Częściej mówi się o tej ciemnej stronie traumy, rzadziej o jasnej – a szkoda. Pandemia, zmiana pracy, choroba, śmierć, rozstanie, rozwód, bankructwo – te wszystkie okoliczności mogą stać się początkiem głębokiej transformacji ostatecznie prowadzącej do pięknego wzrostu. Nazywamy to zjawisko „Post Traumatic Growth”.
W połowie lat 90., kiedy część z nas odkrywała „Beverly Hills 90210”, niejaki Tedeschi i Calhoun odkryli właśnie to zjawisko. Podobnie jak Brenda w Dylanie, tak i ja zakochałam się w tej odsłonie po-traumatycznej. Chodzi w tym o to, że istnieją ludzie, u których owoc przejścia przez traumę to wzrost, rozwój, pozytywna zmiana. Ludzie definiują siebie na nowo, odkrywają moce, których nie byli świadomi i mają większą jasność w tym, jak chcą żyć. Doceniają bardziej życie, budują lepsze relacje, otwierają nowe ścieżki w życiu, budują siłę wewnętrzną i wzmacniają sferę duchową. Jak mawia Joey z Przyjaciół „What’s not to like?”.
Aż kusi więc pytanie – na progu 2020 i 2021 – co zrobić, jak żyć, żeby te zdarzenia trudne, które nas jeszcze czekają, były nawozem dla post-traumatycznego wzrostu? Otóż sprawa jest prosta! Żartuję. W psychologii nic takie nie jest, bo wszystko od siebie zależy.
A tak serio, to można się przygotować – trochę jak sportowiec do zawodów.

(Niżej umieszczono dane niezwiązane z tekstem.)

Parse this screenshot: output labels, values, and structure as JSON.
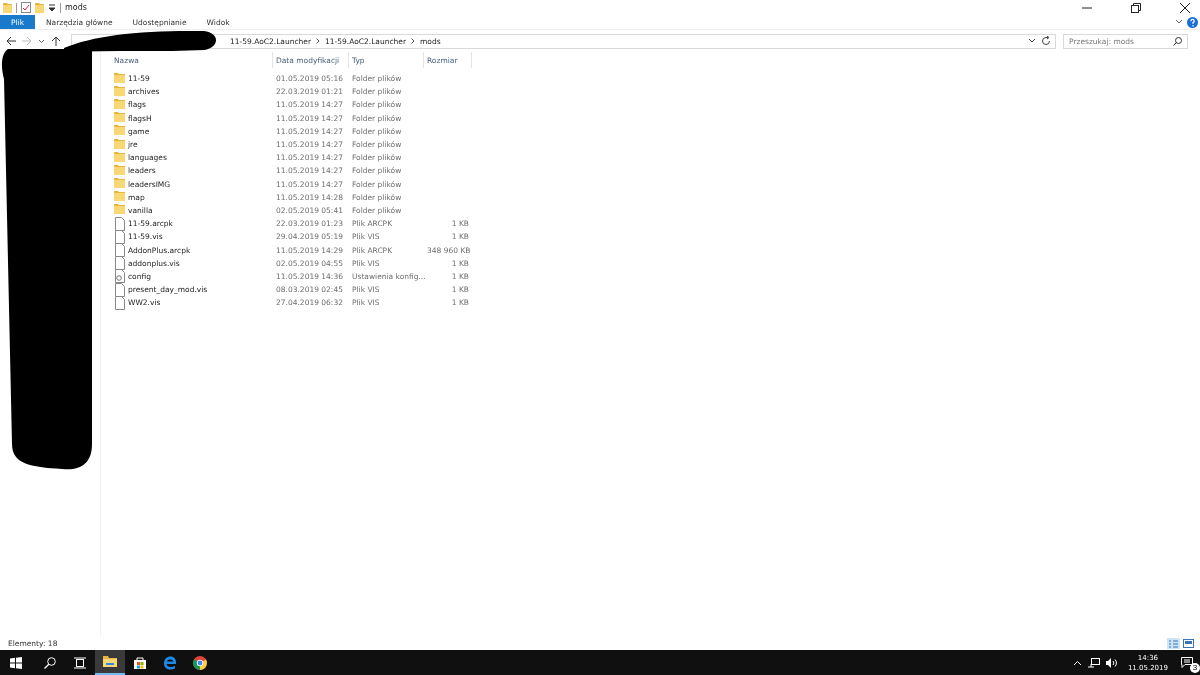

Po prostu trzeba trenować ogólną sprawność. Pytacie co dokładnie trenować? To ja wam powiem, jak na rasowego psychologa przystało, co:
– w sferze osobistej: dbanie o zdrowie, poczucie własnej skuteczności, regulację emocjonalną, wyrażanie siebie, pewność siebie, samoakceptację
– w sferze otoczenia: budowanie zdrowych relacji w rodzinie, pielęgnowanie relacji osobistych, dbanie o przyjaciół, rozwijanie się i uczenie od nauczycieli wszelkiej maści, posiadanie realnej społeczności wokół siebie, dbanie o zasoby finansowe.
Jedna i druga lista jest zacna i dość ambitna, ale możliwa do zrealizowania. Trzeba tylko trochę świadomości, odrobinę chęci, garść wiary i przyjaciół, którzy przyjdą z winem i powiedzą do nas leżących na podłodze: „Tak, wiemy, życie nie ma sensu.”. Poleżą tam chwilę z nami, a potem powiedzą: „Wstawaj i zabieramy się za poszukiwanie sensu tego wszystkiego.”. Bo wszystko ma sens. Nawet „Bevery Hills 90210”, „Pokolenia” i „Dynastia” miały. Jakiś.